I think OV means its more of they don't know what it takes to win games like UF on the road yet. Its not that they quit or didn't give the effort as much as they kinda froze up when UF scored the first TD and Hunter gets hurt the next series. They will learn something new every week, if they don't we're in trouble.
You either have experienced leaders or you don't, if you don't that doesn't get fixed at practice tomorrow.
It's their mindset. They're good athletes but lack that "killer instinct" that is required at this level. They haven't truly learned how to push themselves yet. This takes age. I can speak from experience here. There is a learning curve that must take place between HS and D1. It's light years apart. I watched Cam Newton try to figure this out Sunday afternoon. He seemed confused at times because things didn't happen for him in certain situations like they did when he was at auburn. Much faster game. It's not an attack on any of the players, it's just what naturally occurs. It's why you don't see many true freshmen come into a program and become stars. The ones that do, are at a different maturity level.
I don't think letting a running back get a dump-off route and then take it 80 yards to the house is a sign of "lacking killer instinct". It tells me they had good downfield coverage, good pressure on the QB, and someone missed their assignment (maybe Johnson, maybe Maggitt, who knows). The Vols were in the game, but made one or two critical mistakes, lost their best player early on, and then figured it out too late how to attack Florida's D. It was a frustrating loss, but I don't really think one we can contribute to lack of composure or killer instinct. Last year's UGA loss? Lack of composure. But I don't think this one.

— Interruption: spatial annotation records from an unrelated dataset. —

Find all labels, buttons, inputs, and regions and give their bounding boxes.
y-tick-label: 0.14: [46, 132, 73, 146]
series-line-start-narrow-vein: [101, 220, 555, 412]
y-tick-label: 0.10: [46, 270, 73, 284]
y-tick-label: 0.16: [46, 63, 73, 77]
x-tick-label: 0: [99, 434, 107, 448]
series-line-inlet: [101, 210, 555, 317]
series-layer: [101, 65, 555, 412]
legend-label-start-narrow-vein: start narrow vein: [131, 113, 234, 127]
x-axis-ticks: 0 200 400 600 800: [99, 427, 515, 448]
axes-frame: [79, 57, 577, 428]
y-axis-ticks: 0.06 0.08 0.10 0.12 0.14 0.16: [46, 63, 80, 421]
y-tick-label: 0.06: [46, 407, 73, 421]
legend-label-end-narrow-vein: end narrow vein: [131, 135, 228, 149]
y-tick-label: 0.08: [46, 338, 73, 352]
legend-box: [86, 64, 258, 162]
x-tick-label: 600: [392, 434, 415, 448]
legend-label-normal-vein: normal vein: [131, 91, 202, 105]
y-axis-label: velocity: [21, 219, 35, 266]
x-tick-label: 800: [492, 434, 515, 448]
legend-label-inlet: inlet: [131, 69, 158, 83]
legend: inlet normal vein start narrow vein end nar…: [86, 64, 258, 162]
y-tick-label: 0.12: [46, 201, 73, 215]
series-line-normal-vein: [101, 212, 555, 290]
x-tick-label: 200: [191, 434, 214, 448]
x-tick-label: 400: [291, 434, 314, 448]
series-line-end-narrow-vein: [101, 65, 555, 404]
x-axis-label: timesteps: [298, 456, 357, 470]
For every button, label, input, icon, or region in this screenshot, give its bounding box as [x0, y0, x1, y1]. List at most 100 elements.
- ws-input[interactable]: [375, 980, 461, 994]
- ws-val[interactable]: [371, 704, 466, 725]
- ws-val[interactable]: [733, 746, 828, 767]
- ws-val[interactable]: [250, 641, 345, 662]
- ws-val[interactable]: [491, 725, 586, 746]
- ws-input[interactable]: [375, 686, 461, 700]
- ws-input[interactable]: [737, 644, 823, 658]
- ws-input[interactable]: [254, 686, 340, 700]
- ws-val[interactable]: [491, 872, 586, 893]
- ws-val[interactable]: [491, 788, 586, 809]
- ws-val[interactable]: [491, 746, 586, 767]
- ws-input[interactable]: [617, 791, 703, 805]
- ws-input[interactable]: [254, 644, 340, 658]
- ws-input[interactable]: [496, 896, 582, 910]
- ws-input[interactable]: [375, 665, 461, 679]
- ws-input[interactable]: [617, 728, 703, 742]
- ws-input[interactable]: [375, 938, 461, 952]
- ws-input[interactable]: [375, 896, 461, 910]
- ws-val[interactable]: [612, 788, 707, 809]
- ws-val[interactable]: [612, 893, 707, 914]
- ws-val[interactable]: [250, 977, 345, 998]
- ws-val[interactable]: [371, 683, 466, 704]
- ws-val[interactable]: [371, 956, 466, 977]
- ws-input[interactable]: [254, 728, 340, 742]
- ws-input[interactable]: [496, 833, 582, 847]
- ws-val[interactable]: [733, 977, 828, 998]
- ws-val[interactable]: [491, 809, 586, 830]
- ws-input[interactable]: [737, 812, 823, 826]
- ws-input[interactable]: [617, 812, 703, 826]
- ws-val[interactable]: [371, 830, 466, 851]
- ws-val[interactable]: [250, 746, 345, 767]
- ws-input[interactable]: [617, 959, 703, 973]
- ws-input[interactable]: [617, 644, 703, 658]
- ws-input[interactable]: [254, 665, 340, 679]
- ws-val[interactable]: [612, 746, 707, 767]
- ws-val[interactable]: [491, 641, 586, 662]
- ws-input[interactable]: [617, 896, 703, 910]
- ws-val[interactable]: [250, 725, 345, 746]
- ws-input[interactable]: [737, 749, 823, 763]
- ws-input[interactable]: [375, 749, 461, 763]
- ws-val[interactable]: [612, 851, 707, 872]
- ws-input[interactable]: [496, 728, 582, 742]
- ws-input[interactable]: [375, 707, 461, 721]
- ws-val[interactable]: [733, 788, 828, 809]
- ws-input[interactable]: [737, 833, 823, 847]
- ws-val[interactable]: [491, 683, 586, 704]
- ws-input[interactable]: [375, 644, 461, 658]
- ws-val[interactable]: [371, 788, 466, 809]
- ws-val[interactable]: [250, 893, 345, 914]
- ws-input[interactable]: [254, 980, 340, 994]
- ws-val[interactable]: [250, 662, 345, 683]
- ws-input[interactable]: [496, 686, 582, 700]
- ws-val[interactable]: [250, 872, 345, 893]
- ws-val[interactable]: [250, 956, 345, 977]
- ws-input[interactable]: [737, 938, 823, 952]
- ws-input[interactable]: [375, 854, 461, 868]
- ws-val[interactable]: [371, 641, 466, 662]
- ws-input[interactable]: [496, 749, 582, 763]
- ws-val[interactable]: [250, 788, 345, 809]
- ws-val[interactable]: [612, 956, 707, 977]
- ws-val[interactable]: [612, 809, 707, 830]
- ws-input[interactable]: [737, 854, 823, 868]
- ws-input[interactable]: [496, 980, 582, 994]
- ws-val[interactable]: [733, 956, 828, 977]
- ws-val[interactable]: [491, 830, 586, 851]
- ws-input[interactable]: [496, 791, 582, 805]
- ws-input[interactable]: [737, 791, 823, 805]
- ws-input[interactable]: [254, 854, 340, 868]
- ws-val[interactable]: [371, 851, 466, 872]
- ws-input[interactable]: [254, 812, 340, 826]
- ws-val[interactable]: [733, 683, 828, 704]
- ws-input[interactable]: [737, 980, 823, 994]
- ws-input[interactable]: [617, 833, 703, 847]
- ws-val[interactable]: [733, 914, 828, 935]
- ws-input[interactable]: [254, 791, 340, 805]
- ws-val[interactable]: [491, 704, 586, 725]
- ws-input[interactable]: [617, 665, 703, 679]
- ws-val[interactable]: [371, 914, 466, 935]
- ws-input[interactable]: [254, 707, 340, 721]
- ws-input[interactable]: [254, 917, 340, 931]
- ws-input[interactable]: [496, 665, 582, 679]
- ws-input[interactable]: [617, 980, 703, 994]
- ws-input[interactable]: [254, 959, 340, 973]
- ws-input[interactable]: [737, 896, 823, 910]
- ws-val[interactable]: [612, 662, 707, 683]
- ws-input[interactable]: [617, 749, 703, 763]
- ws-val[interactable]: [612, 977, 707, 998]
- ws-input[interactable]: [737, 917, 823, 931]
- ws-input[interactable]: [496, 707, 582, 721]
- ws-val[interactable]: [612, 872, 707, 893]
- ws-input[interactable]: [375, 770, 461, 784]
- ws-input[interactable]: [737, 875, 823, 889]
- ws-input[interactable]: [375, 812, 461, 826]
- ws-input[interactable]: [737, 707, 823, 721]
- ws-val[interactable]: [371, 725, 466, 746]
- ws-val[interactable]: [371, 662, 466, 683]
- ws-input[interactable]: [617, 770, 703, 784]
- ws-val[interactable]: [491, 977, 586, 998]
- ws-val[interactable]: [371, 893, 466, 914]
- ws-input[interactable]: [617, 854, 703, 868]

IMO from the time Hunter went out til somewhere in the middle to late part of the 2nd quarter we lost composure or focus whatever you prefer calling it. Once they settled in both sides of the ball seemed to loosen up and play better.
UF still took the opening drive and made our defense look silly before Hunter even stepped on the field.
The announcers felt it was Johnson, and it sure appeared to be on the replay. There was motion before the snap and he didn't switch to cover the other back.
Not that it makes a difference now, but that is why if given the chance Id have took the ball and threw the first punch. We didn't get the chance and UF did exactly what I would have done. Took the ball.
Agreed. There was some debate in the thread about the coin toss. I think the reasoning of those of us who wanted the ball first was born out in how the game unfolded.
There's not really a right or wrong on taking the ball, its more about making a statement and setting the tone. UF has set the tone for several years and we've been fighting to get back in the game. This year was no different.
I'm just saying, you have to play on both sides. The coin toss shouldn't really give an edge to either team.
Im not saying the game is won or lost with the coin toss, but we have played from behind against UF for the majority of the current losing streak we have. I put my strength on the field first. For UT thats O. Now If Im at LSU. We take it in the second half.